5 red flag questions to ask in a Linux interview

Subtle gotchas that tell a lot about a firm’s tech culture

Red flag made with three pieces of paper-based sticky tape

What are your change control processes like?

You want a nimble firm where it doesn’t take a month to change a VLAN, but also values stability of the prod environment. What permissions hierarchies are there? Who approves what? What needs a PR and what doesn’t?

Do you promote modern languages like Go, Python and Rust?

Most large places have unavoidable legacy infra you’ll work on. Does prod hang on by a Perl script someone wrote in the early 00s, or is there an active drive to address technical debt? Consider a push toward web apps a green flag.

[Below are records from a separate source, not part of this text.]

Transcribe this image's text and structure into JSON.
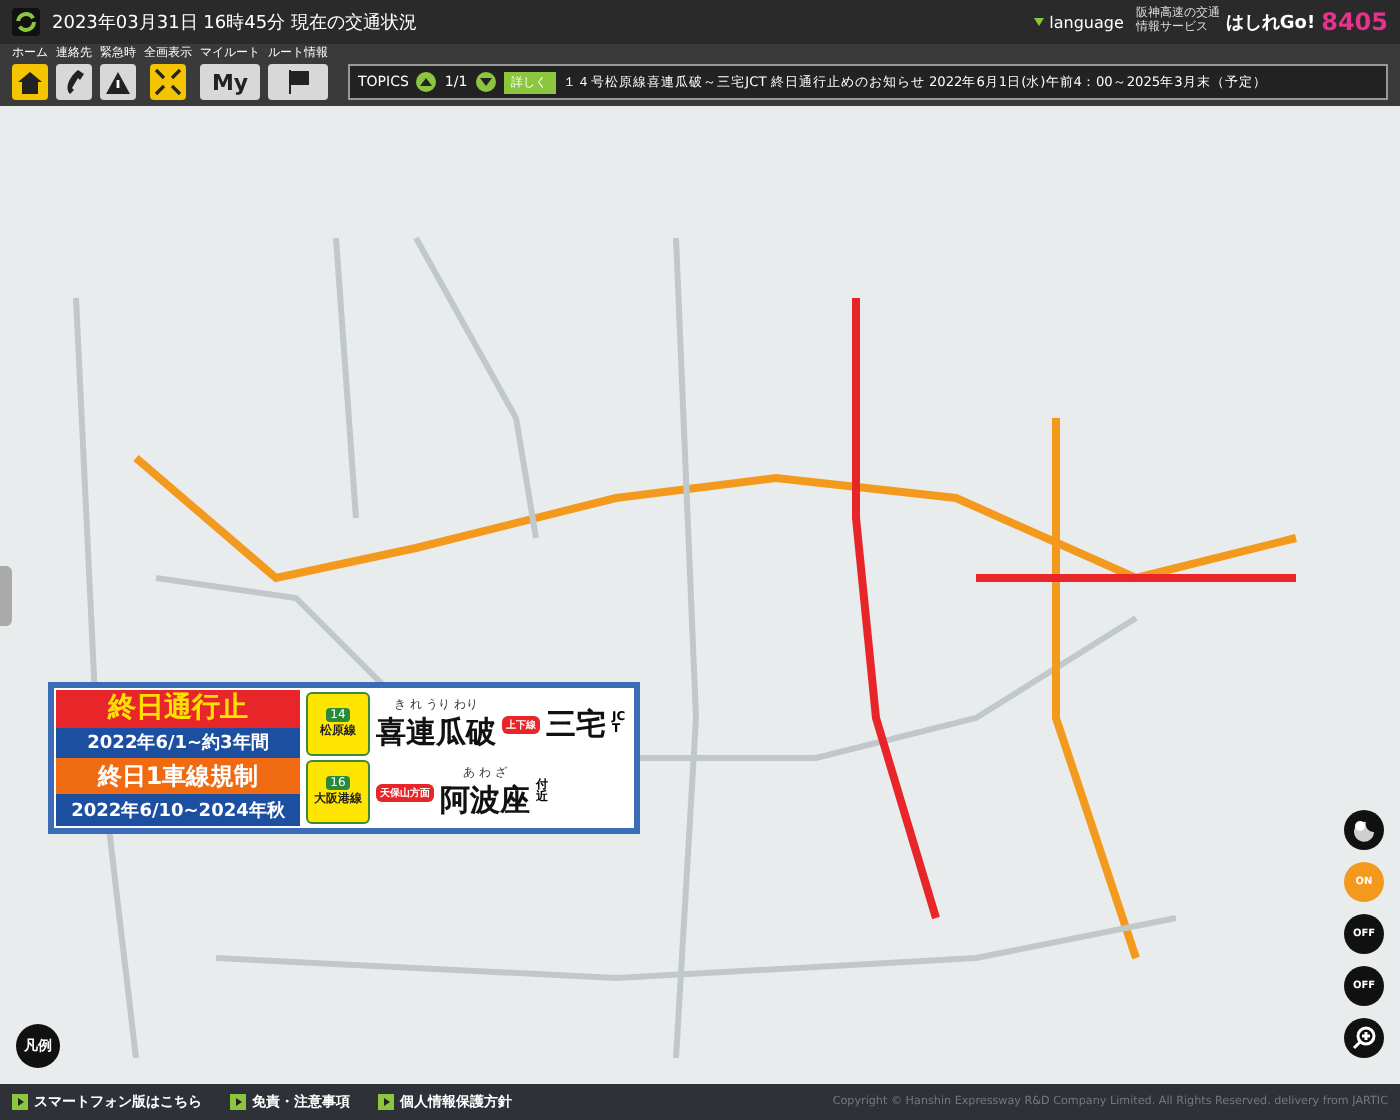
{
  "header": {
    "title": "2023年03月31日 16時45分 現在の交通状況",
    "language": "language",
    "logo_caption": "阪神高速の交通情報サービス",
    "logo_text": "はしれGo!",
    "logo_number": "8405"
  },
  "toolbar": [
    {
      "label": "ホーム",
      "kind": "home",
      "selected": true
    },
    {
      "label": "連絡先",
      "kind": "phone",
      "selected": false
    },
    {
      "label": "緊急時",
      "kind": "warning",
      "selected": false
    },
    {
      "label": "全画表示",
      "kind": "expand",
      "selected": true
    },
    {
      "label": "マイルート",
      "kind": "my",
      "text": "My",
      "selected": false
    },
    {
      "label": "ルート情報",
      "kind": "flag",
      "selected": false
    }
  ],
  "topics": {
    "label": "TOPICS",
    "page": "1/1",
    "detail_button": "詳しく",
    "message": "１４号松原線喜連瓜破～三宅JCT 終日通行止めのお知らせ 2022年6月1日(水)午前4：00～2025年3月末（予定）"
  },
  "notice": {
    "closure_title": "終日通行止",
    "closure_period": "2022年6/1~約3年間",
    "restriction_title": "終日1車線規制",
    "restriction_period": "2022年6/10~2024年秋",
    "routes": [
      {
        "number": "14",
        "name": "松原線",
        "ruby": "き れ うり わり",
        "place": "喜連瓜破",
        "direction": "上下線",
        "destination": "三宅",
        "suffix": "JCT"
      },
      {
        "number": "16",
        "name": "大阪港線",
        "ruby": "あ わ ざ",
        "place": "阿波座",
        "direction": "天保山方面",
        "suffix": "付近"
      }
    ]
  },
  "map_controls": [
    {
      "kind": "day-night",
      "on": false
    },
    {
      "kind": "target",
      "on": true,
      "text": "ON"
    },
    {
      "kind": "camera",
      "on": false,
      "text": "OFF"
    },
    {
      "kind": "video",
      "on": false,
      "text": "OFF"
    },
    {
      "kind": "zoom"
    }
  ],
  "legend_button": "凡例",
  "footer": {
    "links": [
      "スマートフォン版はこちら",
      "免責・注意事項",
      "個人情報保護方針"
    ],
    "copyright": "Copyright © Hanshin Expressway R&D Company Limited. All Rights Reserved. delivery from JARTIC"
  }
}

Do you promote “infra as code” frameworks like Ansible and Puppet?

Are homemade configuration tools being used? Sometimes this might be impressive but wacky reinventions of the wheel require investigation.

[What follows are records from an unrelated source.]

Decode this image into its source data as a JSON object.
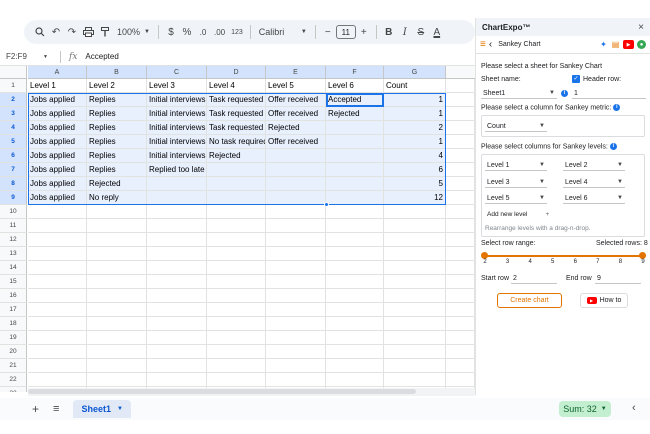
{
  "toolbar": {
    "zoom": "100%",
    "currency": "$",
    "percent": "%",
    "decrease_decimal": ".0",
    "increase_decimal": ".00",
    "number_format": "123",
    "font": "Calibri",
    "font_size": "11",
    "minus": "−",
    "plus": "+",
    "bold": "B",
    "italic": "I",
    "strike": "S",
    "text_color": "A"
  },
  "formula_bar": {
    "name_box": "F2:F9",
    "fx": "fx",
    "value": "Accepted"
  },
  "columns": [
    "A",
    "B",
    "C",
    "D",
    "E",
    "F",
    "G"
  ],
  "rows": [
    [
      "Level 1",
      "Level 2",
      "Level 3",
      "Level 4",
      "Level 5",
      "Level 6",
      "Count"
    ],
    [
      "Jobs applied",
      "Replies",
      "Initial interviews",
      "Task requested",
      "Offer received",
      "Accepted",
      "1"
    ],
    [
      "Jobs applied",
      "Replies",
      "Initial interviews",
      "Task requested",
      "Offer received",
      "Rejected",
      "1"
    ],
    [
      "Jobs applied",
      "Replies",
      "Initial interviews",
      "Task requested",
      "Rejected",
      "",
      "2"
    ],
    [
      "Jobs applied",
      "Replies",
      "Initial interviews",
      "No task required",
      "Offer received",
      "",
      "1"
    ],
    [
      "Jobs applied",
      "Replies",
      "Initial interviews",
      "Rejected",
      "",
      "",
      "4"
    ],
    [
      "Jobs applied",
      "Replies",
      "Replied too late",
      "",
      "",
      "",
      "6"
    ],
    [
      "Jobs applied",
      "Rejected",
      "",
      "",
      "",
      "",
      "5"
    ],
    [
      "Jobs applied",
      "No reply",
      "",
      "",
      "",
      "",
      "12"
    ]
  ],
  "row_numbers": [
    "1",
    "2",
    "3",
    "4",
    "5",
    "6",
    "7",
    "8",
    "9",
    "10",
    "11",
    "12",
    "13",
    "14",
    "15",
    "16",
    "17",
    "18",
    "19",
    "20",
    "21",
    "22",
    "23"
  ],
  "bottom": {
    "add": "+",
    "all_sheets": "≡",
    "sheet_name": "Sheet1",
    "sum": "Sum: 32"
  },
  "panel": {
    "title": "ChartExpo™",
    "close": "×",
    "nav_title": "Sankey Chart",
    "select_sheet_label": "Please select a sheet for Sankey Chart",
    "sheet_name_label": "Sheet name:",
    "sheet_value": "Sheet1",
    "header_row_label": "Header row:",
    "header_row_value": "1",
    "metric_label": "Please select a column for Sankey metric:",
    "metric_value": "Count",
    "levels_label": "Please select columns for Sankey levels:",
    "levels": [
      "Level 1",
      "Level 2",
      "Level 3",
      "Level 4",
      "Level 5",
      "Level 6"
    ],
    "add_level": "Add new level",
    "add_level_plus": "+",
    "rearrange_hint": "Rearrange levels with a drag-n-drop.",
    "row_range_label": "Select row range:",
    "selected_rows": "Selected rows: 8",
    "ticks": [
      "2",
      "3",
      "4",
      "5",
      "6",
      "7",
      "8",
      "9"
    ],
    "start_row_label": "Start row",
    "start_row_value": "2",
    "end_row_label": "End row",
    "end_row_value": "9",
    "create_chart": "Create chart",
    "how_to": "How to"
  },
  "colors": {
    "accent": "#e37400",
    "selection": "#1a73e8",
    "sum_bg": "#c4eed0"
  }
}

What are the firm’s views on containers?

Apprehension toward containers is a red flag. With tools like KubeVirt, even VMs can now be run on platforms like k8s. Containers significantly reduce support burdens due to a “Bring Your Own Environment” approach. This makes your life easier. Resource-wise, it’s a lot cleaner than a “VM for everything” approach too. Mature firms probably have a balance of bare metal, some VMs and a container orchestration system like k8s or Nomad.

How do you deal with server upgrades, and what happens to out-of-support distros?

It’s unreasonable to expect the firm to run the latest bleeding edge Linux kernel. That may introduce instability. It’s also unreasonable if the entire estate is running RHEL 6. Are exceptions made for old boxes? What support is expected if a BU can’t move away from a legacy box? Who signs off risks? An even bigger red flag is lots of different distros in the environment without a good reason.


I’d like to “sticky” a very succinct comment from a reader on Hacker News:

And here I thought I was the crazy one for having been burned by the negative answers to these questions in the past and thought I was the only one asking. It's been my experience that the actual content of the answer doesn't really matter, the technology or process could lean one way or another for all I care, it's the candor by which the questions are answered:"oh god no we don't use container shit" (actual answer I've had) versus "it's something we're looking into and evaluating"."why do we need to use config management shit" (actual answer, same company as above) versus "we've had some success with it, struggles otherwise, do you have experience that you could lend us with that?""change control? you mean doing everything as root and cowboying it doesn't count? what kind of idiot are you?" (less verbatim answer, same company, but hints at what I'm getting at).If the interviewer answers like a child (and I have been the receiving end of that), I don't really care about the answers at all. If they are thoughtful, I'll considering going along with the rest of the process.